1 Ağustos 2010 Pazar

ancak yazgıdır bu



sen ne getirdin bana çocukluğundan?


şen kahkahalar ulumalar dona kalmalar mı?

üzüncün senin hangi çağrışımlara uzandı

benim eskil saatlerimde?

geçmişsiz ve geleceksiz suç sevinçleri,

deniz kıpırtılarınca yürek dalgalanmaları?

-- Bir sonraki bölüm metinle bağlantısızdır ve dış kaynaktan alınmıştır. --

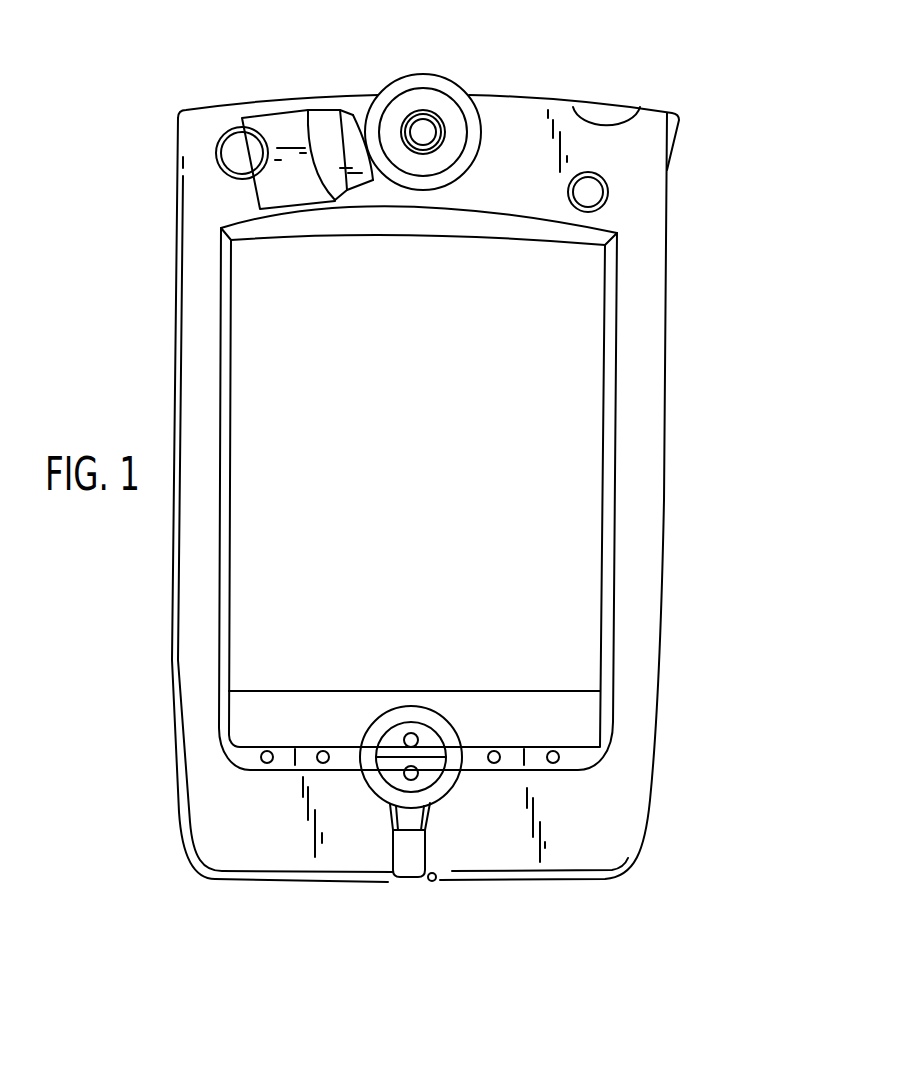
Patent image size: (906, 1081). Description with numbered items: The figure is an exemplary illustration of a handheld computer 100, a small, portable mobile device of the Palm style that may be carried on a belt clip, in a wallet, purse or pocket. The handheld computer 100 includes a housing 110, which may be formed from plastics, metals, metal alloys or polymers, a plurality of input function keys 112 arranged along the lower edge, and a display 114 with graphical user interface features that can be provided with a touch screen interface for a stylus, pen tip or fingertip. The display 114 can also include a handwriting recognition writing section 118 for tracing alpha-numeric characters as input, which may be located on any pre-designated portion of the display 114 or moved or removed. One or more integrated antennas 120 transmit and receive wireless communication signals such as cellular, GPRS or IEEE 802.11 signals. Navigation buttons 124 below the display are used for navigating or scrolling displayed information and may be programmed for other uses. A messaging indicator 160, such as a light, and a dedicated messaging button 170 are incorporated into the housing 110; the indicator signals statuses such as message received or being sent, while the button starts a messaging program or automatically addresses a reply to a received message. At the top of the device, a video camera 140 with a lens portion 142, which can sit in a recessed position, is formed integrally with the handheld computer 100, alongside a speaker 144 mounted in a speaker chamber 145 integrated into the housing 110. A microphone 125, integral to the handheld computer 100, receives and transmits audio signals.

The handheld computer 100 is at (718, 323).
The housing 110 is at (197, 267).
The input function keys 112 is at (559, 763).
The display 114 is at (427, 416).
The writing section 118 is at (427, 580).
The integrated antenna 120 is at (521, 224).
The navigation buttons 124 is at (431, 772).
The microphone 125 is at (435, 883).
The video camera 140 is at (439, 86).
The lens portion 142 is at (419, 128).
The speaker 144 is at (332, 180).
The speaker chamber 145 is at (270, 117).
The messaging indicator 160 is at (603, 178).
The messaging button 170 is at (588, 192).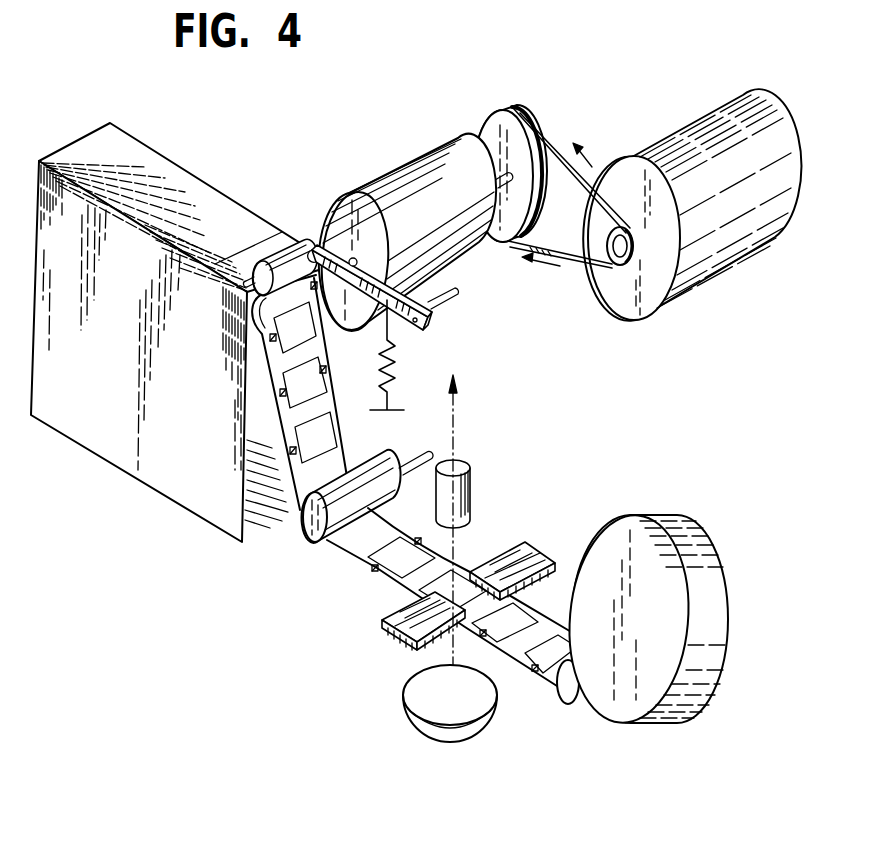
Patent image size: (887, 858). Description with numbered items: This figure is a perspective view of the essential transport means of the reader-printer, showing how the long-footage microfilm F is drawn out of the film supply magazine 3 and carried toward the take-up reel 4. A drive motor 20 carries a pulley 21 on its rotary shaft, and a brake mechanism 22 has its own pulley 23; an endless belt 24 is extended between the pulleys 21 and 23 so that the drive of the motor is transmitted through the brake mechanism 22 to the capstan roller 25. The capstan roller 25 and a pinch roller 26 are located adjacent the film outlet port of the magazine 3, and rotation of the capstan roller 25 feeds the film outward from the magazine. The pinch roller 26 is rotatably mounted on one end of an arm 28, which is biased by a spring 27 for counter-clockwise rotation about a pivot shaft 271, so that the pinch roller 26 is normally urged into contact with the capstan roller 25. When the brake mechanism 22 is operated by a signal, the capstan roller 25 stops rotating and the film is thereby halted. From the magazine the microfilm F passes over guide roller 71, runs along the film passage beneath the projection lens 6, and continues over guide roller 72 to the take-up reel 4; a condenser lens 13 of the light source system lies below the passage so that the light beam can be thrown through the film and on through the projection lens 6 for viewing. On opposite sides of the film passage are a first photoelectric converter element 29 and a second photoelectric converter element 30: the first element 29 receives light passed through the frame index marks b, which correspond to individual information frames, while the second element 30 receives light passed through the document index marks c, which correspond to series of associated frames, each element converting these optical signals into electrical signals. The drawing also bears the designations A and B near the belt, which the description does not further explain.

The film supply magazine 3 is at (185, 178).
The take-up reel 4 is at (697, 552).
The projection lens 6 is at (463, 492).
The condenser lens 13 is at (412, 700).
The drive motor 20 is at (748, 242).
The pulley 21 is at (622, 250).
The brake mechanism 22 is at (428, 160).
The pulley 23 is at (505, 115).
The endless belt 24 is at (582, 262).
The capstan roller 25 is at (250, 313).
The pinch roller 26 is at (292, 248).
The spring 27 is at (378, 362).
The arm 28 is at (408, 326).
The pivot shaft 271 is at (461, 295).
The first photoelectric converter element 29 is at (412, 634).
The second photoelectric converter element 30 is at (533, 560).
The guide roller 71 is at (306, 532).
The guide roller 72 is at (569, 704).
The direction arrow A is at (541, 274).
The direction arrow B is at (590, 152).
The microfilm F is at (395, 526).
The frame index marks b is at (374, 568).
The document index marks c is at (418, 540).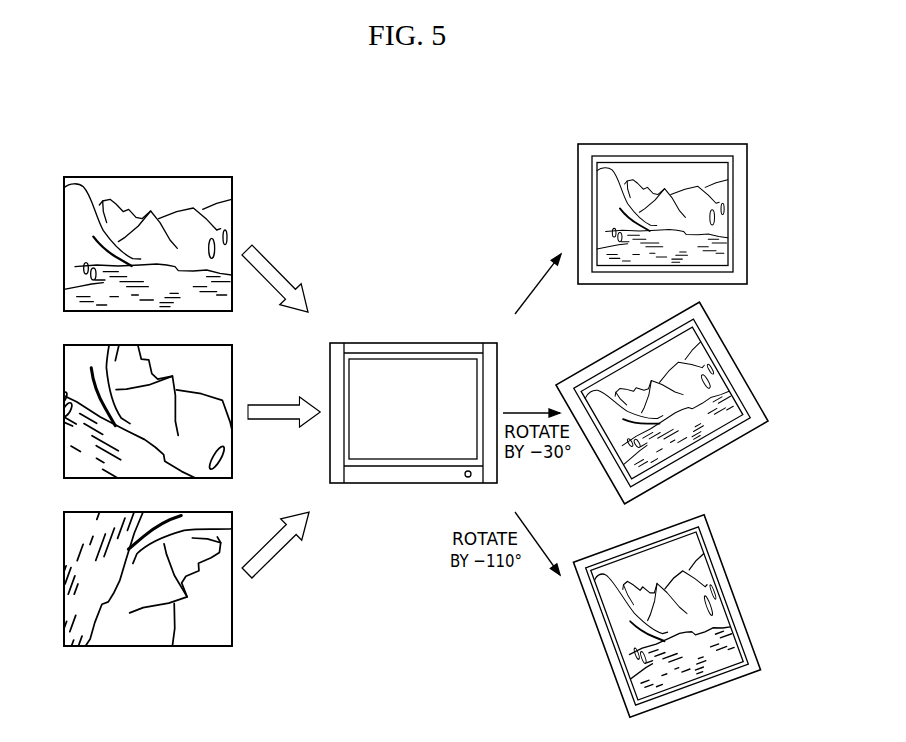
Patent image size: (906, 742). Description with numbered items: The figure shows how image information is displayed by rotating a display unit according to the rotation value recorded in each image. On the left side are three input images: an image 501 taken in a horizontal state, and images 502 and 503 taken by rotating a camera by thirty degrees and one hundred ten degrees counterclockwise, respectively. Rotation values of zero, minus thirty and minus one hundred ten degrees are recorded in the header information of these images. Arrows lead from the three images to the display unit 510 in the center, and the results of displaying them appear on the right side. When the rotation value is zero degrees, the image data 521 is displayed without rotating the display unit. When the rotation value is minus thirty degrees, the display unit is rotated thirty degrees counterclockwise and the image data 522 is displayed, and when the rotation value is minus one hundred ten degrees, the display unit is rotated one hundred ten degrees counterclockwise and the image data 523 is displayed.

The image taken in a horizontal state 501 is at (175, 176).
The image taken by rotating a camera by 30° counterclockwise 502 is at (176, 344).
The image taken by rotating a camera by 110° counterclockwise 503 is at (177, 512).
The display unit 510 is at (446, 343).
The image data 521 is at (693, 144).
The image data 522 is at (635, 337).
The image data 523 is at (617, 545).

titreyerek uçurulan köpükten balonlar,

anlık aşkın tasarımlar mı?



nasıl bir ak konutun isteklendiricisi oldun

anılarıma düz baktıran

ah, ben pembe fistanımla kuşanırdım

dantelalı tafta yumuşaklıkla

savaşırdım kovmaya, çifte yetkeyi

hiçlemeye annemi ve uykuyu

öğle sonlarında ürkünç odaların!



diledin mi yanında tümden varolmayı an için

ve bir kaç sonrasında hiç yokmuşçasına

beklememeyi bir şey çevremdekilerin uyumundan başkaca?



yok böyle bir şey yok!

sunduğun sağaltımı kaçkın bir geçmiş,

sayrılık tutsağı bir gelecek duyumu bulanık,

sisi varlığının üzünç kanıtı bir vaktin

şimd'i_

beni bağışlayan sarsan

aşan bizleri mor birliktelik..



n.m

2 yorum:

Aylak Kedi dedi ki...

şmdi ben yüzsüzle chihiro'ya mı yorum yapmalıyım yoksa nilgün marmaranın inanılmaz dizelerine mi...

y. dedi ki...

.şimdi sen kalkıp bunu böyle yazdın ya, ne yazmak istesen kabulüm artık. biri kimselerin dokunamadığı çocukluğumuz, diğeri şimdi,şu an yaşadığımız.